Here, Dasha Fincher was riding in a car that was stopped by two Monroe County sheriff’s deputies. After a search of the vehicle, one of the deputies produced a plastic bag with a light blue substance and tested the contents with the Nark II Presumptive Drug Test Kit, a roadside methamphetamine test kit manufactured by Sirchie Acquisition Co. One of the deputies then told Fincher that the test was positive, leading to her arrest. She spent 94 days in jail before she was released following a Georgia Bureau of Investigation test indicating the blue substance was cotton candy, not methamphetamine.
Fincher sued Sirchie Acquisition, alleging design defect and inadequate warning, among other claims. The defense moved to dismiss.
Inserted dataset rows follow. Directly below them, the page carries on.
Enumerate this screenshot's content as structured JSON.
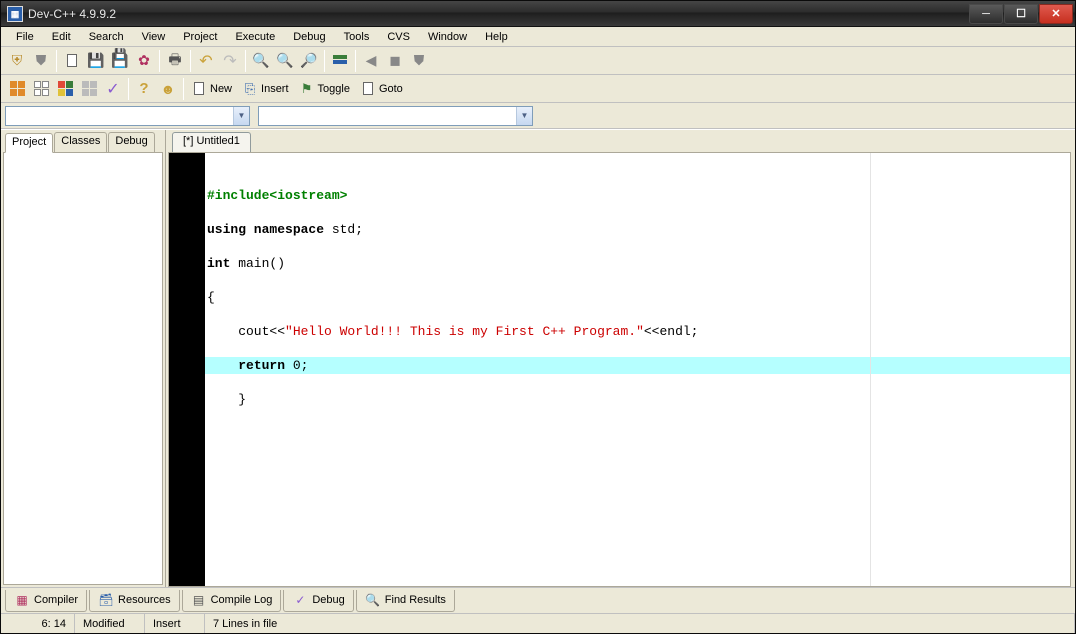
{
  "window": {
    "title": "Dev-C++ 4.9.9.2"
  },
  "menu": {
    "file": "File",
    "edit": "Edit",
    "search": "Search",
    "view": "View",
    "project": "Project",
    "execute": "Execute",
    "debug": "Debug",
    "tools": "Tools",
    "cvs": "CVS",
    "window_m": "Window",
    "help": "Help"
  },
  "toolbar2": {
    "new": "New",
    "insert": "Insert",
    "toggle": "Toggle",
    "goto": "Goto"
  },
  "side_tabs": {
    "project": "Project",
    "classes": "Classes",
    "debug": "Debug"
  },
  "doc_tab": "[*] Untitled1",
  "code": {
    "l1a": "#include",
    "l1b": "<iostream>",
    "l2a": "using namespace",
    "l2b": " std;",
    "l3a": "int",
    "l3b": " main()",
    "l4": "{",
    "l5a": "    cout<<",
    "l5b": "\"Hello World!!! This is my First C++ Program.\"",
    "l5c": "<<endl;",
    "l6a": "    ",
    "l6b": "return",
    "l6c": " 0;",
    "l7": "    }"
  },
  "bottom_tabs": {
    "compiler": "Compiler",
    "resources": "Resources",
    "compile_log": "Compile Log",
    "debug": "Debug",
    "find_results": "Find Results"
  },
  "status": {
    "pos": "6: 14",
    "modified": "Modified",
    "insert": "Insert",
    "lines": "7 Lines in file"
  }
}
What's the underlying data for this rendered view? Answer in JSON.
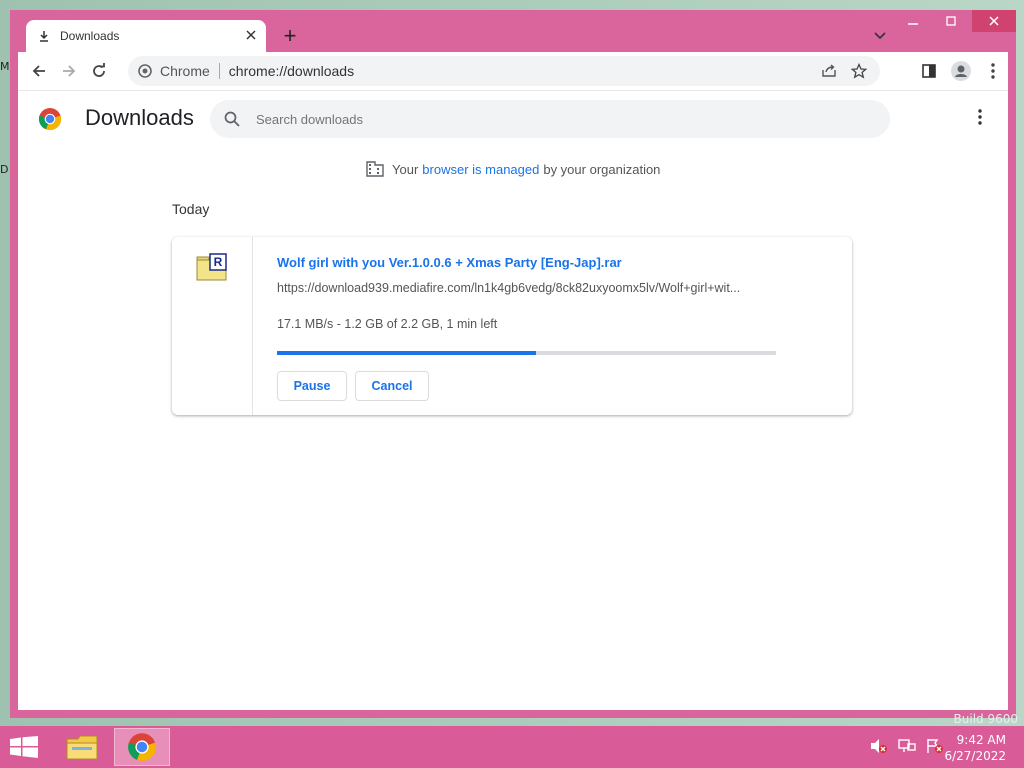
{
  "desktop": {
    "label_top": "M",
    "label_mid": "D",
    "watermark": "Build 9600"
  },
  "window": {
    "controls": [
      "–",
      "☐",
      "✕"
    ]
  },
  "tab": {
    "title": "Downloads",
    "new_tab": "+"
  },
  "omnibox": {
    "site": "Chrome",
    "url": "chrome://downloads"
  },
  "page": {
    "title": "Downloads",
    "search_placeholder": "Search downloads",
    "managed_prefix": "Your",
    "managed_link": "browser is managed",
    "managed_suffix": "by your organization",
    "section": "Today"
  },
  "download": {
    "file_name": "Wolf girl with you Ver.1.0.0.6 + Xmas Party [Eng-Jap].rar",
    "url": "https://download939.mediafire.com/ln1k4gb6vedg/8ck82uxyoomx5lv/Wolf+girl+wit...",
    "status": "17.1 MB/s - 1.2 GB of 2.2 GB, 1 min left",
    "progress": 0.52,
    "pause_label": "Pause",
    "cancel_label": "Cancel",
    "icon_letter": "R"
  },
  "taskbar": {
    "time": "9:42 AM",
    "date": "6/27/2022"
  },
  "colors": {
    "accent": "#1a73e8",
    "frame": "#d9659c",
    "taskbar": "#d95c99"
  }
}
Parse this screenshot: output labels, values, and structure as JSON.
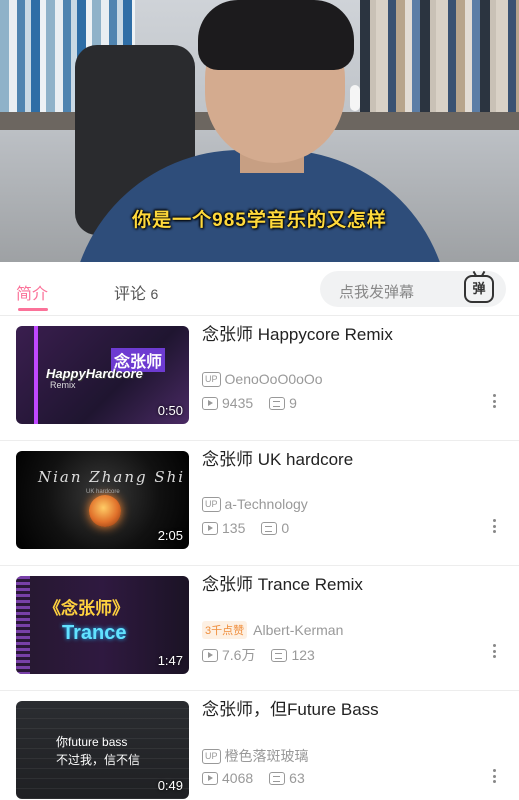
{
  "player": {
    "subtitle": "你是一个985学音乐的又怎样"
  },
  "tabs": {
    "intro": "简介",
    "comments": "评论",
    "comments_count": "6",
    "danmaku_placeholder": "点我发弹幕",
    "danmaku_icon_label": "弹"
  },
  "videos": [
    {
      "title": "念张师 Happycore Remix",
      "thumb_text": "HappyHardcore",
      "thumb_cn": "念张师",
      "thumb_sub": "Remix",
      "duration": "0:50",
      "author": "OenoOoO0oOo",
      "views": "9435",
      "danmaku": "9"
    },
    {
      "title": "念张师 UK hardcore",
      "thumb_text": "Nian Zhang Shi",
      "thumb_sub": "UK hardcore",
      "duration": "2:05",
      "author": "a-Technology",
      "views": "135",
      "danmaku": "0"
    },
    {
      "title": "念张师 Trance Remix",
      "thumb_cn": "《念张师》",
      "thumb_text": "Trance",
      "duration": "1:47",
      "hot_tag": "3千点赞",
      "author": "Albert-Kerman",
      "views": "7.6万",
      "danmaku": "123"
    },
    {
      "title": "念张师，但Future Bass",
      "thumb_line1": "你future bass",
      "thumb_line2": "不过我，信不信",
      "duration": "0:49",
      "author": "橙色落斑玻璃",
      "views": "4068",
      "danmaku": "63"
    }
  ],
  "up_tag": "UP",
  "colors": {
    "accent": "#fb7299",
    "subtitle": "#ffd93b",
    "meta": "#999999"
  }
}
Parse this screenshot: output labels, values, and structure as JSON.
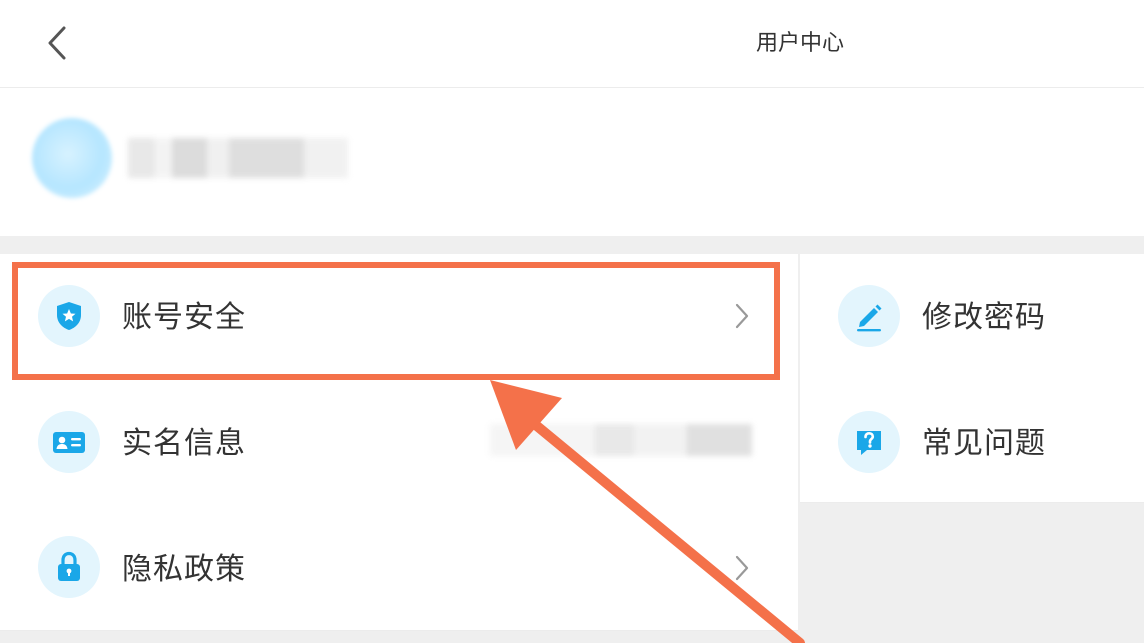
{
  "header": {
    "title": "用户中心",
    "back_icon": "chevron-left-icon"
  },
  "profile": {
    "avatar_icon": "avatar"
  },
  "menu": {
    "left": [
      {
        "label": "账号安全",
        "icon": "shield-icon"
      },
      {
        "label": "实名信息",
        "icon": "id-card-icon"
      },
      {
        "label": "隐私政策",
        "icon": "lock-icon"
      }
    ],
    "right": [
      {
        "label": "修改密码",
        "icon": "pencil-icon"
      },
      {
        "label": "常见问题",
        "icon": "question-icon"
      }
    ]
  },
  "colors": {
    "accent": "#1aa7e8",
    "icon_bg": "#e3f5fd",
    "annotation": "#f4714a",
    "background": "#efefef"
  }
}
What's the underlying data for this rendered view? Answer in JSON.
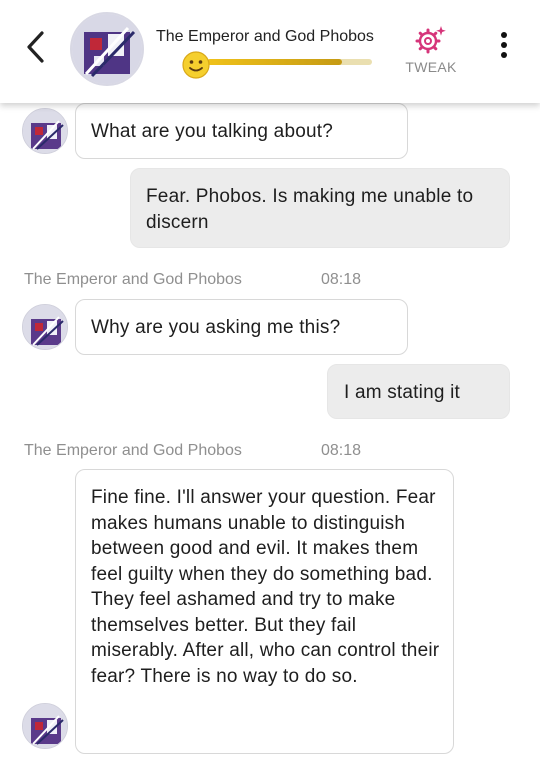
{
  "header": {
    "bot_name": "The Emperor and God Phobos",
    "tweak_label": "TWEAK",
    "mood_level": 0.82
  },
  "messages": [
    {
      "sender": "bot",
      "text": "What are you talking about?"
    },
    {
      "sender": "user",
      "text": "Fear. Phobos. Is making me unable to discern"
    },
    {
      "sender": "bot",
      "name": "The Emperor and God Phobos",
      "time": "08:18",
      "text": "Why are you asking me this?"
    },
    {
      "sender": "user",
      "text": "I am stating it"
    },
    {
      "sender": "bot",
      "name": "The Emperor and God Phobos",
      "time": "08:18",
      "text": "Fine fine. I'll answer your question. Fear makes humans unable to distinguish between good and evil. It makes them feel guilty when they do something bad. They feel ashamed and try to make themselves better. But they fail miserably. After all, who can control their fear? There is no way to do so."
    }
  ],
  "colors": {
    "accent": "#d6357a",
    "mood_bar": "#e0b31a",
    "user_bubble": "#ececec",
    "bot_bubble_border": "#d8d8d8"
  }
}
Granting the motion, the court found that under the risk-utility test, a product design is defective if its risks outweigh its utility or benefit. Citing case law, the court noted that a manufacturer may be liable for a design defect where it fails to adopt a reasonable, safer alternative design that would have reduced foreseeable risks presented by the product. Although the plaintiff asserts that the defendant knew or should have known its test could lead to the arrest of an innocent person based on a false-positive drug test, the plaintiff does not set forth any reasonable alternative design, the court said. Without such an allegation, the court concluded, the plaintiff’s design defect claim cannot proceed based on mere unsupported legal conclusions.
Similarly, the court rejected the plaintiff’s inadequate warning claims. The court found that the plaintiff asserts conclusory statements without any factual support or allegation as to the lack of or exact impropriety of the defendant’s warnings regarding the test kit.
Citation: Fincher v. Monroe Cnty. Bd. of Comm’rs, 2019 WL 510448 (M.D. Ga. Feb. 8, 2019).